Thursday, September 20, 2007

Alice Adams - Winner, Novel/Fiction, 1922

Alice Adams
By: Booth Tarkington
Doubleday, 1921

Alice Adams is Booth Tarkington's second Pulitzer Prize novel. (See previous Post here) I thoroughly enjoyed Tarkington's The Magnificent Ambersons, and so I looked forward to this read. While Alice Adams was interesting and another good commentary of the pretentiousness of society during the Victorian era, the story was too similar to The Magnificent Ambersons.

Where The Magnificent Ambersons focused on a wealthy family who slowly began to loose their wealth and status and did everything they could to keep up appearances of wealth, Alice Adams is about a family who could not quite keep up with all of the wealthy families in town and did everything to appear that they could.

It seems to me that there were many books written on this subject matter in the early 20th century.

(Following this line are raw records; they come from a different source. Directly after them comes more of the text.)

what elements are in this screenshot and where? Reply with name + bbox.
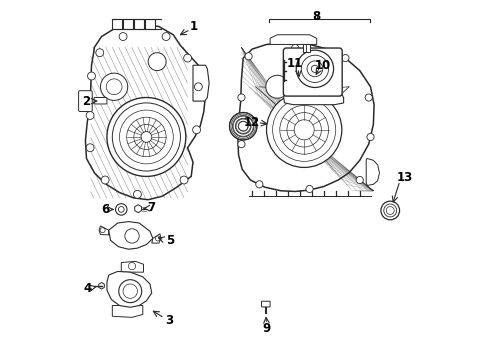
Circle shape bbox=[256, 181, 263, 188]
Circle shape bbox=[311, 65, 318, 72]
Text: 12: 12 bbox=[244, 116, 260, 129]
Circle shape bbox=[306, 185, 313, 193]
Circle shape bbox=[195, 83, 202, 91]
FancyBboxPatch shape bbox=[94, 98, 107, 104]
Polygon shape bbox=[193, 65, 209, 101]
FancyBboxPatch shape bbox=[283, 48, 342, 96]
Circle shape bbox=[162, 33, 170, 41]
Text: 9: 9 bbox=[262, 322, 270, 335]
FancyBboxPatch shape bbox=[123, 19, 133, 30]
Circle shape bbox=[116, 204, 127, 215]
Circle shape bbox=[184, 54, 192, 62]
Polygon shape bbox=[284, 93, 343, 105]
Circle shape bbox=[342, 54, 349, 62]
Circle shape bbox=[238, 140, 245, 148]
Circle shape bbox=[267, 92, 342, 167]
Polygon shape bbox=[122, 261, 144, 272]
Text: 6: 6 bbox=[101, 203, 109, 216]
Circle shape bbox=[100, 73, 128, 100]
Circle shape bbox=[148, 53, 166, 71]
Polygon shape bbox=[112, 306, 143, 318]
Polygon shape bbox=[99, 226, 109, 235]
Circle shape bbox=[107, 98, 186, 176]
FancyBboxPatch shape bbox=[303, 44, 310, 51]
Text: 1: 1 bbox=[190, 20, 198, 33]
Text: 10: 10 bbox=[315, 59, 331, 72]
Polygon shape bbox=[270, 35, 317, 44]
Circle shape bbox=[119, 33, 127, 41]
Text: 7: 7 bbox=[147, 201, 155, 214]
Circle shape bbox=[86, 144, 94, 152]
FancyBboxPatch shape bbox=[78, 91, 92, 112]
FancyBboxPatch shape bbox=[112, 19, 122, 30]
Circle shape bbox=[180, 176, 188, 184]
Circle shape bbox=[88, 72, 96, 80]
Text: 3: 3 bbox=[166, 314, 174, 327]
Polygon shape bbox=[152, 234, 161, 243]
Text: 8: 8 bbox=[313, 10, 321, 23]
Text: 4: 4 bbox=[83, 282, 91, 295]
Circle shape bbox=[238, 94, 245, 101]
Circle shape bbox=[356, 176, 364, 184]
FancyBboxPatch shape bbox=[134, 19, 144, 30]
Polygon shape bbox=[135, 205, 142, 213]
Circle shape bbox=[367, 134, 374, 140]
Circle shape bbox=[101, 176, 109, 184]
Circle shape bbox=[125, 229, 139, 243]
Text: 2: 2 bbox=[82, 95, 91, 108]
Circle shape bbox=[230, 113, 257, 140]
Polygon shape bbox=[366, 158, 379, 185]
Polygon shape bbox=[107, 271, 152, 307]
Circle shape bbox=[96, 49, 104, 57]
Text: 11: 11 bbox=[286, 57, 303, 70]
Circle shape bbox=[193, 126, 200, 134]
FancyBboxPatch shape bbox=[145, 19, 155, 30]
Circle shape bbox=[119, 280, 142, 303]
Polygon shape bbox=[109, 222, 153, 249]
Circle shape bbox=[266, 75, 289, 98]
Circle shape bbox=[230, 113, 257, 140]
Circle shape bbox=[381, 201, 399, 220]
Circle shape bbox=[296, 50, 334, 87]
Circle shape bbox=[365, 94, 372, 101]
FancyBboxPatch shape bbox=[262, 301, 270, 307]
Polygon shape bbox=[238, 43, 374, 192]
Polygon shape bbox=[85, 24, 205, 200]
Text: 13: 13 bbox=[396, 171, 413, 184]
Circle shape bbox=[86, 112, 94, 120]
Circle shape bbox=[245, 53, 252, 60]
Text: 5: 5 bbox=[166, 234, 174, 247]
Polygon shape bbox=[99, 283, 104, 289]
Circle shape bbox=[292, 44, 299, 51]
Circle shape bbox=[133, 190, 141, 198]
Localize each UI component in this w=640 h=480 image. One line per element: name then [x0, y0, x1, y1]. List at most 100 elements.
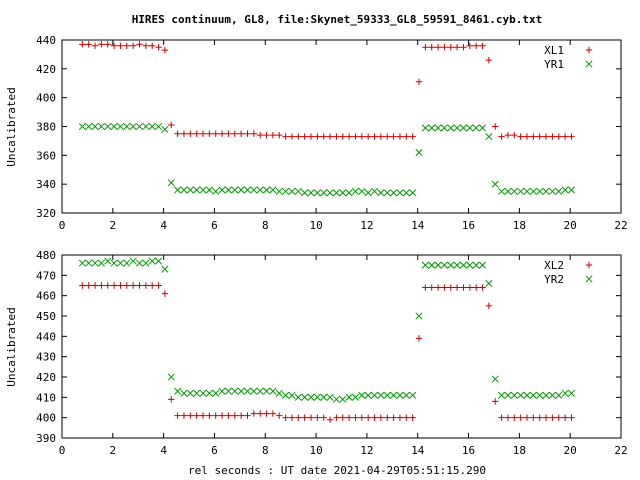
data-point — [129, 282, 137, 289]
data-point — [567, 186, 576, 194]
data-point — [155, 257, 163, 265]
y-tick-label: 400 — [36, 92, 56, 105]
y-tick-label: 430 — [36, 351, 56, 364]
data-point — [434, 261, 442, 269]
data-point — [199, 412, 207, 419]
data-point — [129, 42, 137, 49]
data-point — [504, 187, 512, 195]
data-point — [206, 130, 213, 137]
data-point — [161, 290, 169, 297]
data-point — [453, 124, 461, 132]
data-point — [85, 41, 92, 48]
x-tick-label: 10 — [309, 444, 322, 457]
data-point — [91, 259, 99, 267]
data-point — [301, 133, 308, 140]
data-point — [136, 282, 143, 289]
y-tick-label: 340 — [36, 178, 56, 191]
data-point — [135, 259, 144, 267]
data-point — [523, 414, 531, 421]
data-point — [199, 130, 207, 137]
data-point — [498, 187, 506, 195]
data-point — [148, 257, 156, 265]
x-tick-label: 0 — [59, 444, 66, 457]
data-point — [530, 133, 537, 140]
data-point — [224, 387, 232, 395]
data-point — [123, 282, 130, 289]
data-point — [186, 186, 194, 194]
data-point — [358, 133, 366, 140]
data-point — [117, 42, 124, 49]
data-point — [123, 259, 131, 267]
data-point — [269, 131, 277, 139]
data-point — [517, 414, 524, 421]
data-point — [345, 414, 353, 421]
data-point — [472, 284, 480, 291]
data-point — [403, 414, 410, 421]
data-point — [523, 187, 531, 195]
data-point — [332, 189, 340, 197]
data-point — [269, 387, 277, 395]
data-point — [409, 391, 417, 399]
data-point — [345, 133, 353, 140]
data-point — [212, 389, 220, 397]
data-point — [466, 284, 474, 291]
x-tick-label: 14 — [411, 219, 425, 232]
data-point — [440, 261, 448, 269]
data-point — [377, 414, 385, 421]
data-point — [148, 122, 156, 131]
data-point — [478, 261, 487, 269]
data-point — [485, 56, 493, 64]
data-point — [396, 391, 404, 399]
data-point — [85, 122, 93, 131]
data-point — [345, 189, 353, 197]
x-tick-label: 22 — [614, 219, 627, 232]
data-point — [326, 416, 334, 423]
data-point — [155, 282, 162, 289]
data-point — [441, 44, 448, 51]
data-point — [504, 414, 512, 421]
data-point — [269, 186, 277, 194]
data-point — [161, 125, 169, 133]
legend-label: YR1 — [544, 58, 564, 71]
data-point — [542, 133, 550, 140]
data-point — [174, 412, 181, 419]
data-point — [333, 414, 340, 421]
data-point — [320, 393, 328, 401]
data-point — [250, 130, 258, 137]
x-tick-label: 18 — [513, 444, 526, 457]
data-point — [428, 284, 435, 291]
data-point — [421, 261, 429, 269]
data-point — [295, 414, 302, 421]
x-tick-label: 4 — [160, 219, 167, 232]
data-point — [250, 186, 258, 194]
data-point — [370, 391, 379, 399]
y-tick-label: 420 — [36, 371, 56, 384]
x-tick-label: 6 — [211, 444, 218, 457]
data-point — [212, 412, 219, 419]
y-tick-label: 390 — [36, 432, 56, 445]
data-point — [440, 124, 448, 132]
data-point — [193, 130, 200, 137]
data-point — [250, 387, 258, 395]
data-point — [517, 187, 525, 195]
data-point — [142, 122, 150, 131]
data-point — [371, 133, 378, 140]
data-point — [288, 414, 296, 421]
x-tick-label: 2 — [110, 444, 117, 457]
data-point — [434, 284, 442, 291]
legend-marker — [585, 60, 593, 68]
data-point — [205, 186, 213, 194]
data-point — [415, 312, 423, 320]
data-point — [333, 133, 340, 140]
data-point — [377, 391, 385, 399]
data-point — [288, 133, 296, 140]
data-point — [276, 412, 283, 419]
data-point — [97, 122, 105, 131]
data-point — [371, 414, 378, 421]
data-point — [466, 124, 474, 132]
legend-label: XL2 — [544, 259, 564, 272]
y-tick-label: 470 — [36, 269, 56, 282]
x-tick-label: 6 — [211, 219, 218, 232]
data-point — [555, 414, 562, 421]
data-point — [548, 187, 556, 195]
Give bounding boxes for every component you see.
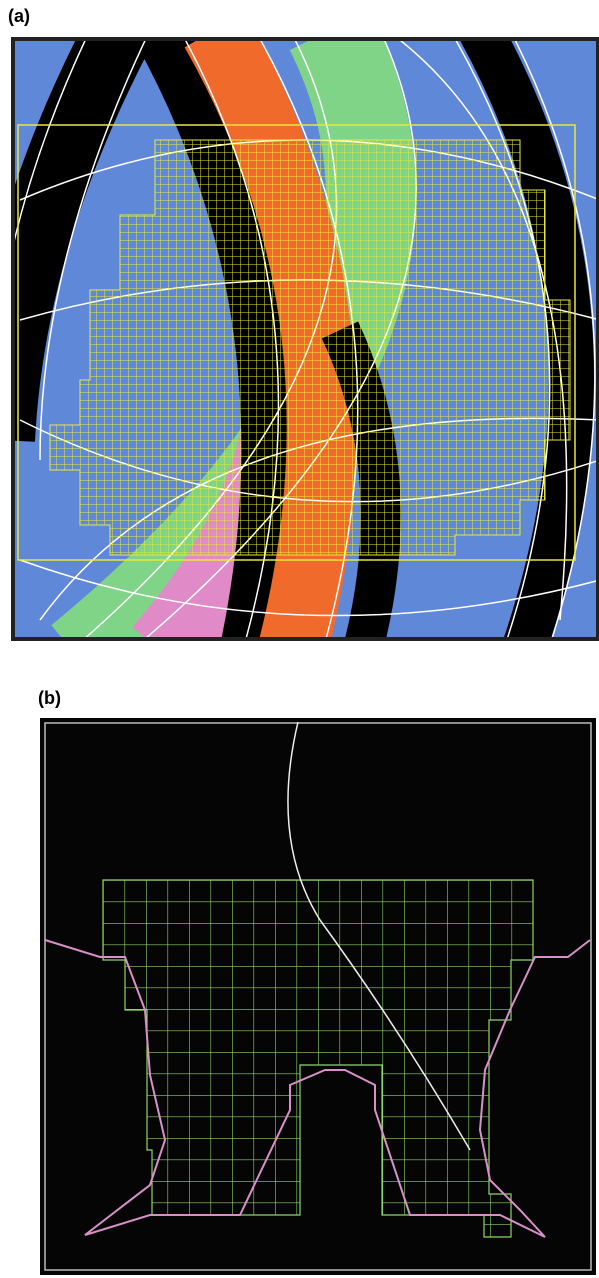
- panel-a-image: [0, 30, 599, 660]
- figure: (a) (b): [0, 0, 599, 1278]
- panel-label: (a): [8, 6, 30, 26]
- panel-label: (b): [38, 688, 61, 708]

Feelings of disillusionment following World War I drove many authors to be highly critical of society prior to The Great War. What interests me is that this is something we are dealing with today. The skyrocketing numbers of foreclosures on homes is the result of people taking out loans that they can't afford so they can live somewhere that will make them look like they have more money than they do. People choose to spend their money on things like expensive cars or clothing instead of paying off ever-increasing credit card bills. Why? So they people who they probably don't like anyway will accept them. Aren't we humans interesting creatures?

Read this book or any of the others, but don't judge their society too harshly unless you are willing to look at our own society in the same way.